L’euro, nouvel exemple de l’éthique de la conviction, qui ignore les conséquences de ses actes ?

Jeunes et alcool

N’ayant pas d’enfant, j’ai échappé aux maux de la jeunesse. Mais je suis rattrapé par ce que l’on m’en dit. Les jeunes se shooteraient à l’alcool bon marché. Cela expliquerait-il le comportement un peu bizarre et absent de mes élèves que me signalent aussi d’autres enseignants ? D’où vient ce problème nouveau pour moi ?

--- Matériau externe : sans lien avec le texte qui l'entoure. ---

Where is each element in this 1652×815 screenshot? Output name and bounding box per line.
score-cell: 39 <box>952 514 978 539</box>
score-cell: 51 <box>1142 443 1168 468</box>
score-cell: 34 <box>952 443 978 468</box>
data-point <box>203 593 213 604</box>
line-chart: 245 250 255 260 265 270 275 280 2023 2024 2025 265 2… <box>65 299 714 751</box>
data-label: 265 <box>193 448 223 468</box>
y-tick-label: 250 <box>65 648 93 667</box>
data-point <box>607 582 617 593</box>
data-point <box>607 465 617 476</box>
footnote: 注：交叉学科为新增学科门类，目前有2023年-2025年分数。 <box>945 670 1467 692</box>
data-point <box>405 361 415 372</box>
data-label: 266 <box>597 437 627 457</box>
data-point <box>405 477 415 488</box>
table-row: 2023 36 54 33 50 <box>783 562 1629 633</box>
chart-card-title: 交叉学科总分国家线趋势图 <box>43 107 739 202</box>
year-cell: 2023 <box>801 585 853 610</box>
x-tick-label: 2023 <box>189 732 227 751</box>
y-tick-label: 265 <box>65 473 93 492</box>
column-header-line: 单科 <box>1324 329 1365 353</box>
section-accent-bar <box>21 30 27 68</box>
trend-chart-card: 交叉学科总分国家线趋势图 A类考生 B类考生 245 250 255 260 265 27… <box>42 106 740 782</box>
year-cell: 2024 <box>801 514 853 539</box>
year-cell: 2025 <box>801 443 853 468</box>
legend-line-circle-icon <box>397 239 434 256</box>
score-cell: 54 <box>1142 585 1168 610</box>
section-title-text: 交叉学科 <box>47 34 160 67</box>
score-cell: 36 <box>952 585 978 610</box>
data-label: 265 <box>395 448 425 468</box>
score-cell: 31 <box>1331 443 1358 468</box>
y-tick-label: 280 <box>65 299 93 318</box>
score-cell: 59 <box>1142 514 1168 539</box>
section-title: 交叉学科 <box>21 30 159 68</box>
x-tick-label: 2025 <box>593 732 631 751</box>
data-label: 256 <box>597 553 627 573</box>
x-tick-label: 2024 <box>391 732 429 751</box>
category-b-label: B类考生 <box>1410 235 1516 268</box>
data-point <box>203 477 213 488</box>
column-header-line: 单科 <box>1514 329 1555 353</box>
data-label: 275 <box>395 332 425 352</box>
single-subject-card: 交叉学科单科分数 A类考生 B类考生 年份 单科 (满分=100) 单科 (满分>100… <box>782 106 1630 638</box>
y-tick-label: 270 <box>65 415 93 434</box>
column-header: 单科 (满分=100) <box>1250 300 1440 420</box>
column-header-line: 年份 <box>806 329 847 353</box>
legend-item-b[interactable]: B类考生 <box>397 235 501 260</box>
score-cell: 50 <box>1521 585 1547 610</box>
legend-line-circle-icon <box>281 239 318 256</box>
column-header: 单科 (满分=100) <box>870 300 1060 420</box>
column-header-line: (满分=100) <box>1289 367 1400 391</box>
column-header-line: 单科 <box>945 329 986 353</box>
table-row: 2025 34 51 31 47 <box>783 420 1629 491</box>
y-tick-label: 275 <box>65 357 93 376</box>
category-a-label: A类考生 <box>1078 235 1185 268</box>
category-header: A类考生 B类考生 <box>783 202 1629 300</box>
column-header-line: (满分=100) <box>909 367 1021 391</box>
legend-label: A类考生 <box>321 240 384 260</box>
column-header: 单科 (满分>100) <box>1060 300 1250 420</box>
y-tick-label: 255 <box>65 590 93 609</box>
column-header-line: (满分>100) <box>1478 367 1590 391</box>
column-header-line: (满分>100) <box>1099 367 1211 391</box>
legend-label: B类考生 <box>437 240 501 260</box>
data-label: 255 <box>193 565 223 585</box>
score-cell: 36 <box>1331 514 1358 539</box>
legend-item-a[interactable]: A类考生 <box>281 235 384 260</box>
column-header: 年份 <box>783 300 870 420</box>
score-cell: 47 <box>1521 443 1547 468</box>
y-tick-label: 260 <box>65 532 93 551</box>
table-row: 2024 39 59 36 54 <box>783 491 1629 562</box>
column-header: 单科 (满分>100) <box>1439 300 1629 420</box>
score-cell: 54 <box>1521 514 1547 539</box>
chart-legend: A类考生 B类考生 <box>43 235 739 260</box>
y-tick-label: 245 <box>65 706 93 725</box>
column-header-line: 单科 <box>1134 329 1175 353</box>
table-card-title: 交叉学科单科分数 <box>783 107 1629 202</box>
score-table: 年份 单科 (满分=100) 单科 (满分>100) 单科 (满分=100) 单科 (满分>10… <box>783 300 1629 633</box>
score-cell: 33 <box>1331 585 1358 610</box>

Les jeunes ont adopté un mode de consommation d’alcool « anglo-saxon ». En fait ce ne serait que l’expression juvénile de l’inquiétude d’une société qui fait une des plus grosses consommations d’antidépresseurs au monde. Leurs parents, et leurs exigences, sont un agent majeur de cette anxiété. La famille l’est aussi du réconfort : la fête familiale c’est l’alcool. Consommer de l’alcool c’est appartenir au groupe.

Pour soulager l’enfant de sa dépression, le « marché » fait preuve de merveilles d’inventivité marketing (cf. les « alcopops »). Il transforme en un consommateur de plus en plus gros, un client de plus en plus jeune.

Compléments :

  • Le moteur du (de notre) capitalisme serait-il la crainte ? Je me pose à nouveau la question. Grippe médiatique.